Working in Africa you were in competition with other forms of ‘medical practice’. There were witch doctors who sometimes caused us great difficulties. One case that I remember very clearly was a pregnant woman at term who presented in severe shock and bleeding heavily from a placenta praevia. After urgent resuscitation with IV saline as we waited for blood for transfusion her haemoglobin when checked was 3Gm/100mls, about 25% of normal. I have no idea of what her haemoglobin was before she started to bleed but suspect that it was low or she would have been dead. We were very short of blood and there was no blood bank in the area and, using the 2 units available, I quickly did a Caesarean. (She was nowhere nearly fully dilated.) The baby was dead. She survived.
As a first choice she had gone to the witch doctor who sacrificed a goat which she provided. He got the meat, she had to drink the blood to appease the evil spirit causing the problem! It hadn’t helped.

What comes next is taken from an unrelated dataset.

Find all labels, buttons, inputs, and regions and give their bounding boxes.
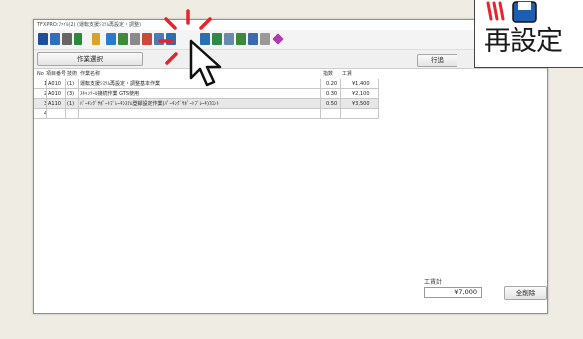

Then there were local healers. I have no doubt that they often did good. A high infant and maternal mortality in the country is a warning that a better system is necessary. But where I mostly met with their failure was in their treatment of fractures. Their major approach was to use external fixation with strips of bamboo tied together very tightly with string. They didn’t have Xrays; they didn’t understand the practice of fixing the joints above and below; they didn’t know how to assess the potential excessive tightness of their fixation with possible nerve, vascular and necrotic problems. They surprisingly didn’t seem to have learned that fractures swell in the early stage of the healing process. We have been ingrained with the 5P principle, watch for – Pain, Pallor, Pulses, Paraesthesia, Paralysis. They do not understand this. They didn’t understand early mobilisation. Therefore we faced initially necrosis with gangrene +/- infection. Then stumps where the limb had dropped off, contracted joints, extreme sepsis etc.

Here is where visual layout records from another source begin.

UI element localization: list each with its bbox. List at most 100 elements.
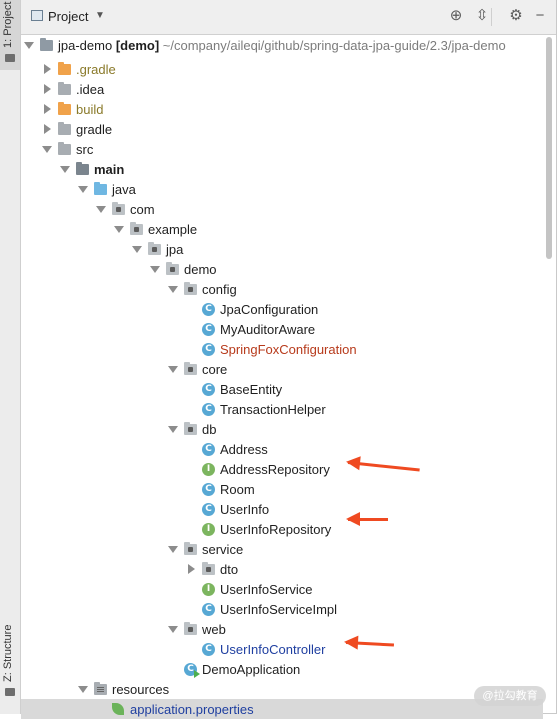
tree-node[interactable]: C JpaConfiguration xyxy=(21,299,543,319)
tree-node[interactable]: main xyxy=(21,159,543,179)
tree-node[interactable]: service xyxy=(21,539,543,559)
node-name: UserInfo xyxy=(220,502,270,517)
expand-arrow-icon[interactable] xyxy=(114,226,124,233)
watermark-badge: @拉勾教育 xyxy=(474,686,546,706)
crosshair-icon[interactable]: ⊕ xyxy=(447,7,465,25)
expand-arrow-icon[interactable] xyxy=(168,426,178,433)
module-path: ~/company/aileqi/github/spring-data-jpa-… xyxy=(159,38,506,53)
tree-node-label: UserInfo xyxy=(220,502,269,517)
tree-node[interactable]: jpa xyxy=(21,239,543,259)
interface-icon: I xyxy=(202,523,215,536)
project-tool-tab[interactable]: 1: Project xyxy=(0,0,20,70)
vertical-scrollbar[interactable] xyxy=(543,34,555,712)
tree-node[interactable]: db xyxy=(21,419,543,439)
expand-arrow-icon[interactable] xyxy=(96,206,106,213)
folder-icon xyxy=(5,54,15,62)
tree-node-label: main xyxy=(94,162,124,177)
tree-node-label: application.properties xyxy=(130,702,254,717)
tree-node[interactable]: jpa-demo [demo] ~/company/aileqi/github/… xyxy=(21,35,543,55)
tree-node[interactable]: C UserInfo xyxy=(21,499,543,519)
view-selector[interactable]: Project xyxy=(48,9,88,24)
tree-node[interactable]: dto xyxy=(21,559,543,579)
minimize-icon[interactable]: − xyxy=(531,7,549,25)
node-name: TransactionHelper xyxy=(220,402,326,417)
scrollbar-thumb[interactable] xyxy=(546,37,552,259)
package-icon xyxy=(184,622,197,635)
tree-node-label: JpaConfiguration xyxy=(220,302,318,317)
tree-node[interactable]: com xyxy=(21,199,543,219)
tree-node[interactable]: application.properties xyxy=(21,699,543,719)
expand-arrow-icon[interactable] xyxy=(168,546,178,553)
project-header: Project ▼ ⊕ ⇳ ⚙ − xyxy=(21,0,556,35)
tree-node[interactable]: .idea xyxy=(21,79,543,99)
tree-node[interactable]: C UserInfoServiceImpl xyxy=(21,599,543,619)
tree-node[interactable]: config xyxy=(21,279,543,299)
tree-node-label: build xyxy=(76,102,103,117)
expand-arrow-icon[interactable] xyxy=(42,146,52,153)
tree-node[interactable]: demo xyxy=(21,259,543,279)
tree-node[interactable]: C BaseEntity xyxy=(21,379,543,399)
tree-node-label: AddressRepository xyxy=(220,462,330,477)
class-icon: C xyxy=(202,483,215,496)
expand-arrow-icon[interactable] xyxy=(168,286,178,293)
collapse-arrow-icon[interactable] xyxy=(188,564,195,574)
tree-node[interactable]: resources xyxy=(21,679,543,699)
node-name: jpa xyxy=(166,242,184,257)
tree-node[interactable]: C SpringFoxConfiguration xyxy=(21,339,543,359)
tree-node[interactable]: C Address xyxy=(21,439,543,459)
node-name: Room xyxy=(220,482,255,497)
tree-node[interactable]: C MyAuditorAware xyxy=(21,319,543,339)
tree-node[interactable]: java xyxy=(21,179,543,199)
expand-arrow-icon[interactable] xyxy=(168,626,178,633)
node-name: dto xyxy=(220,562,239,577)
structure-tool-tab[interactable]: Z: Structure xyxy=(0,610,20,710)
tree-node[interactable]: C Room xyxy=(21,479,543,499)
expand-arrow-icon[interactable] xyxy=(132,246,142,253)
node-name: config xyxy=(202,282,237,297)
tree-node[interactable]: example xyxy=(21,219,543,239)
excluded-folder-icon xyxy=(58,62,71,75)
node-name: build xyxy=(76,102,104,117)
collapse-arrow-icon[interactable] xyxy=(44,84,51,94)
class-icon: C xyxy=(202,403,215,416)
package-icon xyxy=(148,242,161,255)
tree-node[interactable]: C UserInfoController xyxy=(21,639,543,659)
project-tree[interactable]: jpa-demo [demo] ~/company/aileqi/github/… xyxy=(21,34,543,719)
node-name: DemoApplication xyxy=(202,662,301,677)
expand-arrow-icon[interactable] xyxy=(150,266,160,273)
collapse-arrow-icon[interactable] xyxy=(44,104,51,114)
collapse-all-icon[interactable]: ⇳ xyxy=(473,7,491,25)
tree-node[interactable]: web xyxy=(21,619,543,639)
tree-node[interactable]: C TransactionHelper xyxy=(21,399,543,419)
tree-node[interactable]: core xyxy=(21,359,543,379)
node-name: JpaConfiguration xyxy=(220,302,319,317)
tree-node[interactable]: .gradle xyxy=(21,59,543,79)
tree-node[interactable]: build xyxy=(21,99,543,119)
node-name: jpa-demo xyxy=(58,38,113,53)
tree-node[interactable]: I UserInfoService xyxy=(21,579,543,599)
gear-icon[interactable]: ⚙ xyxy=(507,7,525,25)
interface-icon: I xyxy=(202,583,215,596)
node-name: application.properties xyxy=(130,702,254,717)
collapse-arrow-icon[interactable] xyxy=(44,64,51,74)
module-folder-icon xyxy=(40,38,53,51)
expand-arrow-icon[interactable] xyxy=(78,686,88,693)
package-icon xyxy=(184,282,197,295)
tree-node[interactable]: gradle xyxy=(21,119,543,139)
chevron-down-icon[interactable]: ▼ xyxy=(95,10,105,21)
tree-node[interactable]: I UserInfoRepository xyxy=(21,519,543,539)
tree-node[interactable]: src xyxy=(21,139,543,159)
tree-node-label: com xyxy=(130,202,155,217)
expand-arrow-icon[interactable] xyxy=(60,166,70,173)
class-icon: C xyxy=(202,383,215,396)
expand-arrow-icon[interactable] xyxy=(78,186,88,193)
tree-node-label: gradle xyxy=(76,122,112,137)
expand-arrow-icon[interactable] xyxy=(168,366,178,373)
tree-node[interactable]: I AddressRepository xyxy=(21,459,543,479)
tree-node[interactable]: C DemoApplication xyxy=(21,659,543,679)
expand-arrow-icon[interactable] xyxy=(24,42,34,49)
header-divider xyxy=(491,8,492,26)
tree-node-label: MyAuditorAware xyxy=(220,322,315,337)
tree-node-label: .gradle xyxy=(76,62,116,77)
collapse-arrow-icon[interactable] xyxy=(44,124,51,134)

Amputations performed, because of infections, usually had to be of the guillotine type with refashioning when the situation was better controlled. Occasionally on examination of the amputated dead limb we could not find evidence of a fracture. I will show you a few as they presented. Some of the pictures are a bit nasty. It was rare not to have one or more in the ward every week.
You can see that this boy has come when there is absolutely no hope to save the limb. Because of infection he had a guillotine amputation, and the end result was a very high amputation. There is no social security in the countryside. The boy below has come a stage later when the limb has already fallen off. We tried to get the swelling to settle as the remaining length of the limb is important.

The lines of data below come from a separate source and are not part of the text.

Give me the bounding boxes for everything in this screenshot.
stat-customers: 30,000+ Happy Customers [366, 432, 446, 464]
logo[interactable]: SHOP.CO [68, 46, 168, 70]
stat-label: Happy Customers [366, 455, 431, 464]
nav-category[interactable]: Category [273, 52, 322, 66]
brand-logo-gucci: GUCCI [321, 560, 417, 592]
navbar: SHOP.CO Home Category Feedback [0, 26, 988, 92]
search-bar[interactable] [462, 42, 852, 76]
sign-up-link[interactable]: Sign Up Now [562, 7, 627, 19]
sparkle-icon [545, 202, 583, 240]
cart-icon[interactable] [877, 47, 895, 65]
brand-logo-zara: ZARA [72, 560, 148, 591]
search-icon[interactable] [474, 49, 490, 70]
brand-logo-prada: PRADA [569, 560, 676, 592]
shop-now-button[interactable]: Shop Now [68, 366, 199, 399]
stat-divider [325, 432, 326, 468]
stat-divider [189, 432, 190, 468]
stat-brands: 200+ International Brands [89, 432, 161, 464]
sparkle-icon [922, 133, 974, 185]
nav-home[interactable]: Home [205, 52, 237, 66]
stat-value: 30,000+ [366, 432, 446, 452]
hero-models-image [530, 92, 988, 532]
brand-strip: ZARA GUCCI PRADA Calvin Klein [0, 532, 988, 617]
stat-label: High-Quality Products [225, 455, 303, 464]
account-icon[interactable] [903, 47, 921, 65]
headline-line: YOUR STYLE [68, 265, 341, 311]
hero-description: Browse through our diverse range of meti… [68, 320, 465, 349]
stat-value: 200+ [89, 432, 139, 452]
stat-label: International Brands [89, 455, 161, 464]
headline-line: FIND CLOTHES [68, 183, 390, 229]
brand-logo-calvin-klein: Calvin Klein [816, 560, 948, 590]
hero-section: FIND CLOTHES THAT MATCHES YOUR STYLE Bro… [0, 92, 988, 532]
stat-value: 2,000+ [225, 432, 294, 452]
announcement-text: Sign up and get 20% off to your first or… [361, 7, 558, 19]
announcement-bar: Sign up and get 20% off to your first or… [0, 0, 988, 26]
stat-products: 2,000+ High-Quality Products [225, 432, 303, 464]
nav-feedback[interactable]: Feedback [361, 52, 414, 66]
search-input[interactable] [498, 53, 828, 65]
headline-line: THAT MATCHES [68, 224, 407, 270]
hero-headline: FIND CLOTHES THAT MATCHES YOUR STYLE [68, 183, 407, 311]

The following child presenting very late would be able to have an initial definitive procedure not far above what was his elbow. Fortunately he was not badly infected.
In this boy we have a picture at a later period of treatment. His right lower leg was dead when he arrived. He had been in bed a long time at home and came in with a fixed flexed position of his hips and he was emaciated. His leg has been formally amputated and is healing but his other leg was weak; we didn’t have a physiotherapist. Trying to get him an artificial limb later the flexed hip on his amputated side was going to have to be freed up by a lot of hard work by himself and those looking after him! So there was an extra job for the doctor, but we tried to make it a fun experience. The kids were remarkably cooperative: we got to have good times together, but the future was dismal for them.
The final boy was on his way to a life without a limb in a society where in the countryside for the poorer classes work is almost exclusively manual. We discharged them with the hope and prayer that they might find a successful niche in life.
Almost certainly if they had come early none of these limbs would have been lost.